The 2024 season has been a disrupted one for Kelly. He hurt his ankle the week after last year’s All-Ireland semi-final loss to Klkenny, while playing a club game with Ballyea. The pain was shaken off as he persevered to play the second half, but after a holiday for a week in Spain, he could sense it still was not right.

“I went for an x-ray and a scan and I had a broken bone in my foot. I rehabbed that, missed the whole club campaign, but was in a boot for seven, eight weeks. I knew the club season was gone, Then came out of the boot and the bone was healed but still had the same problem. 

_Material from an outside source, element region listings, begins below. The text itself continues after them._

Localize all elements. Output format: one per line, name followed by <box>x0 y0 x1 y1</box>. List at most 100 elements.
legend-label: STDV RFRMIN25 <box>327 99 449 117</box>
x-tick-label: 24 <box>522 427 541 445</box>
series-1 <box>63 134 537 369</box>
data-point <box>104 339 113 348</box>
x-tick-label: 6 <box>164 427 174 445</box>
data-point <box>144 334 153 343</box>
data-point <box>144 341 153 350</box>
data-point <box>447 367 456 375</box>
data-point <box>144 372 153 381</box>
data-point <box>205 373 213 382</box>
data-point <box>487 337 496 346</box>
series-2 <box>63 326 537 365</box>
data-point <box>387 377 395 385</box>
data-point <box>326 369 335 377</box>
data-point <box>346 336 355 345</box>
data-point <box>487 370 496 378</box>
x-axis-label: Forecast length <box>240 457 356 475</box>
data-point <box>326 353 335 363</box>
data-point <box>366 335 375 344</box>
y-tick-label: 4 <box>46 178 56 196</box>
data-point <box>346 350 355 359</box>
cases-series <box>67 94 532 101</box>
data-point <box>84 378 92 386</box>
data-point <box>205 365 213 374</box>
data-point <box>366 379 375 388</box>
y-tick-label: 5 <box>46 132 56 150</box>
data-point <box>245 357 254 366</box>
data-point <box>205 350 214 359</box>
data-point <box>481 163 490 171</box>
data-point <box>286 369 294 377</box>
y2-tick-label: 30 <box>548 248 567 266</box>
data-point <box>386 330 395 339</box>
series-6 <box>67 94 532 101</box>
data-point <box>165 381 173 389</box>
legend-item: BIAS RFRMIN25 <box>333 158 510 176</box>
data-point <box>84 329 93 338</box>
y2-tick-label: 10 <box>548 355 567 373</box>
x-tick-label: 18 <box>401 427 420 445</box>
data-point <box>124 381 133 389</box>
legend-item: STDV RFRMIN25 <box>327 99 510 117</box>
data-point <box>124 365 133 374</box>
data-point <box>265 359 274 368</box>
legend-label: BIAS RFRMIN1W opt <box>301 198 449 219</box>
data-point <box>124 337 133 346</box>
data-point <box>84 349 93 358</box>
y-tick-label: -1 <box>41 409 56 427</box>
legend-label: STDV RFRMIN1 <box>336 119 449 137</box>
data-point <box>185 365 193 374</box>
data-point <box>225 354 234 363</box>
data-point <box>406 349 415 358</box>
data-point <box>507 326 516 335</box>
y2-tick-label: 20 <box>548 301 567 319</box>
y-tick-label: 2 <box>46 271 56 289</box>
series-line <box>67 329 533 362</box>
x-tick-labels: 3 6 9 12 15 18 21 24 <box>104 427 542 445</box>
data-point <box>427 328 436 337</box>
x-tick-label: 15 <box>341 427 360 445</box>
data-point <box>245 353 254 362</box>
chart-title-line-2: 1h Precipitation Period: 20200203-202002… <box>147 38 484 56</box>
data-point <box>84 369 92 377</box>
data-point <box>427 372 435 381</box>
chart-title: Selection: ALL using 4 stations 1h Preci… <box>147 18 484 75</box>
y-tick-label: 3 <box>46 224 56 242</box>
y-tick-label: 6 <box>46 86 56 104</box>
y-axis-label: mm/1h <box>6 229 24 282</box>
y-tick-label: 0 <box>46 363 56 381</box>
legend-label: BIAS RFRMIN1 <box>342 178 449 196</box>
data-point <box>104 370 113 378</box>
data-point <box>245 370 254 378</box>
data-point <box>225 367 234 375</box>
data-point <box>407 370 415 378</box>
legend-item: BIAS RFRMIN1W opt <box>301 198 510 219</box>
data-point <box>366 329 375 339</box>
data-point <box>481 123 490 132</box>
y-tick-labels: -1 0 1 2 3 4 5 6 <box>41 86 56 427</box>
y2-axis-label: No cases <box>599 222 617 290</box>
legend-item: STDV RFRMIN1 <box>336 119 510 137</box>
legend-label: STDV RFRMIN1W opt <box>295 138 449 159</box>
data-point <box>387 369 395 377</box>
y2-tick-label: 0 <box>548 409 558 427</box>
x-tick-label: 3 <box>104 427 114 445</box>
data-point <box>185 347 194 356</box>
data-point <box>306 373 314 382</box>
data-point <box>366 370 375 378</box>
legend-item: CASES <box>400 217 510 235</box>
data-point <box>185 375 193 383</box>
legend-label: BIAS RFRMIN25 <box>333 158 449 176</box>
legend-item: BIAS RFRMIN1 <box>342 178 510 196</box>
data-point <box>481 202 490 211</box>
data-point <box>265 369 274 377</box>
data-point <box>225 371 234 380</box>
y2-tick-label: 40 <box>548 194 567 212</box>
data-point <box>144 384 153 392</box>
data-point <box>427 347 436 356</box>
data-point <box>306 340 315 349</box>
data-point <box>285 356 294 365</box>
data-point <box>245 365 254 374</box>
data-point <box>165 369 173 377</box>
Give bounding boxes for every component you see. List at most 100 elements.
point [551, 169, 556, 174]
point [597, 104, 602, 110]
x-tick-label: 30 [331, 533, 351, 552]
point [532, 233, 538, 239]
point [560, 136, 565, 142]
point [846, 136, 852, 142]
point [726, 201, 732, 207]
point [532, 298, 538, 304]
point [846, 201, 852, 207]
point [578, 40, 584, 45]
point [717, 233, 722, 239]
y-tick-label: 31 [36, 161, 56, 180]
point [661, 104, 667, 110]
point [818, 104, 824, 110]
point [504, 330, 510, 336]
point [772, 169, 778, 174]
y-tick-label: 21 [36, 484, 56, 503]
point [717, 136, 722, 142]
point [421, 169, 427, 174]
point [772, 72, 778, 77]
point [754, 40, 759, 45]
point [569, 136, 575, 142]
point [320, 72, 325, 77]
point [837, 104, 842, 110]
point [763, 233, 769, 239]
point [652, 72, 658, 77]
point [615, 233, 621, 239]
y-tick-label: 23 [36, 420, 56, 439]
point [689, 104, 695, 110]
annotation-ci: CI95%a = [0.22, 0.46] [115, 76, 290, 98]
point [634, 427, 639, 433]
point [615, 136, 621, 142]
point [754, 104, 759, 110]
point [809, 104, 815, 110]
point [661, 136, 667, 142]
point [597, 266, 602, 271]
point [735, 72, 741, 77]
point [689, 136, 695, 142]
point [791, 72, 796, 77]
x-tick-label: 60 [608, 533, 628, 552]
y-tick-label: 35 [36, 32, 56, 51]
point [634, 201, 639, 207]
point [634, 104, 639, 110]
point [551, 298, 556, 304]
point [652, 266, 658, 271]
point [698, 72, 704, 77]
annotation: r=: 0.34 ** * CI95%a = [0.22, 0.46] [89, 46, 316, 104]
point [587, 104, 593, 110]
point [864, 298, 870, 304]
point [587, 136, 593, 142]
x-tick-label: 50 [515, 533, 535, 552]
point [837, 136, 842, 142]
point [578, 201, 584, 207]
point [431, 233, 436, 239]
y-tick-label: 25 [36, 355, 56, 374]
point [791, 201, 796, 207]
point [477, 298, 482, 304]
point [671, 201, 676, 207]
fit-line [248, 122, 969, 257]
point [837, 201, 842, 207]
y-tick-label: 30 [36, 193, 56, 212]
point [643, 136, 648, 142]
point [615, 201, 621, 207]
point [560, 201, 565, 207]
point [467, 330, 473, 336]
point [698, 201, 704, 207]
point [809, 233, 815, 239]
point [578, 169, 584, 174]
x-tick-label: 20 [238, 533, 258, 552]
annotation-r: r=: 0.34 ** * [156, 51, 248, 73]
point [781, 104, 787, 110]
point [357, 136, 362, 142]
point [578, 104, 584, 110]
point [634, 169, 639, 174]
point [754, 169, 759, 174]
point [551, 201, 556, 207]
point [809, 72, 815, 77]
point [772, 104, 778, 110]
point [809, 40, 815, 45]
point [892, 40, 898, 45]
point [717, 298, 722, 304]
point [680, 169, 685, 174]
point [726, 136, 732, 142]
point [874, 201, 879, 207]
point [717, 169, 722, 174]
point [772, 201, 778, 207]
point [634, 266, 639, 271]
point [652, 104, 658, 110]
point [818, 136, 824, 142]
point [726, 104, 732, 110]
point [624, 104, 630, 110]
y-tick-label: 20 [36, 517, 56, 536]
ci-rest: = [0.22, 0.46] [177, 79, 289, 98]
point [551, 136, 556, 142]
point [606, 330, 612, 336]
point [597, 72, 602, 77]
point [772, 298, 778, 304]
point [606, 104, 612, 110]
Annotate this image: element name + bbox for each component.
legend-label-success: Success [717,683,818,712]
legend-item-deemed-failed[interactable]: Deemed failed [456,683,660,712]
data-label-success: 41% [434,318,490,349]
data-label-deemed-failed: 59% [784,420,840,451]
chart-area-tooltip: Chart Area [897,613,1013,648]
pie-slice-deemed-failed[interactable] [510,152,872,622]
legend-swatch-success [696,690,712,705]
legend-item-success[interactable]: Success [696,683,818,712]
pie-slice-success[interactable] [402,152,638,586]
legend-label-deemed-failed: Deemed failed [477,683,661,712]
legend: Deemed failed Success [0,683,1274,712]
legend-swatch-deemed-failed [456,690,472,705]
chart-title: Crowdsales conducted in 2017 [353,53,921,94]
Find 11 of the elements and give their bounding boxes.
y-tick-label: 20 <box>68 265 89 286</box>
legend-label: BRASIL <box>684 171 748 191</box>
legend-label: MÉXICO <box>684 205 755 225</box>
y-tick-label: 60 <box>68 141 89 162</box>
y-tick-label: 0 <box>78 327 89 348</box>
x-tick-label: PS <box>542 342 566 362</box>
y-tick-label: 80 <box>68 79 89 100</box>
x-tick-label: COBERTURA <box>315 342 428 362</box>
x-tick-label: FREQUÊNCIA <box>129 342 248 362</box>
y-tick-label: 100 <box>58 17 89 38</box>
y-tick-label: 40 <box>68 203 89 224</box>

“Trying to figure out what it was, went to (surgeon) Stephen Kearns in Galway, he said the problem was a break across the shinbone down where the ankle was meeting the joint. So he said ‘we’ll take bone marrow from the hip, go in, glue it and you’ll be fine.’

“He said, ‘I have an appointment for tomorrow, make up your mind if you want it.’ They were closing for Christmas, I went and got it done.

“I probably wasted from August to  December and once I did that (operation) it was five months trying to get back in. “It’s been good since. It was slow trying to get it right.”

His other ankle had been operated on the year before, a routine operation, so he focused on recovery once more in the early stages of this year, joining Ryan Taylor, who was on the comeback trail from a torn cruciate.

As the Munster championship progressed, Kelly was pressed back into action.

A delayed return after pre-season to prolong his career is not something that would sit easy with him.

“No, I just couldn’t (be late coming back in a season). Maybe to a fault, I’ve learned I’ve overtrained as well. For instance, I loved Covid as strange as that sounds in terms of you were working from home but you were training constantly.

“He’d be telling me, ‘Come back in March, it’s great, it’s great.’ I’d be telling him, ‘No, I couldn’t.’ It would just drive me mad. 

“I’m in a WhatsApp group with John Conlon and Conlon would be writing in, ‘Jesus, that session last night was hard’ or ‘it was good’ and I’d be like, ‘F***, Conlon’s getting one up. Boys are getting fit and what am I doing?’ You know that kind of way?.”

His immediate focus is on Wexford in today’s quarter-final, Clare seeking a bounce back from their Munster final dejection.

Kelly is central to their playing ambitions, but down the road it is easy to envisage him helping out from the sideline.

“I’ll always be of the opinion that you should try and give back. I do a bit of coaching in the school, St Flannan’s and we’re lucky enough that we have our house in order underage and you see the level of talent inside and this is only St Flannan’s, a lot of our good lads are inside in Ard Scoil Rís. 

“They’re miles ahead (of) where we were at that stage. I’m seeing fifth years inside, they’re walking past you and they’re absolutely massive. They’re huge. You’d be seeing what they’d be having at lunch, what they’d be doing.

“So even coaching them inside I’d often find you’d learn bits and pieces, that you can adopt to your own game even if you’re only watching a 16-year-old or a 17-year-old playing because some of them are extremely gifted. 

“Even watching the Offaly U20s, you’d always pick up something. Coaching is definitely something I’d like to get into. Whether or not it’s something I’ll get straight into, I wouldn’t say for definite.”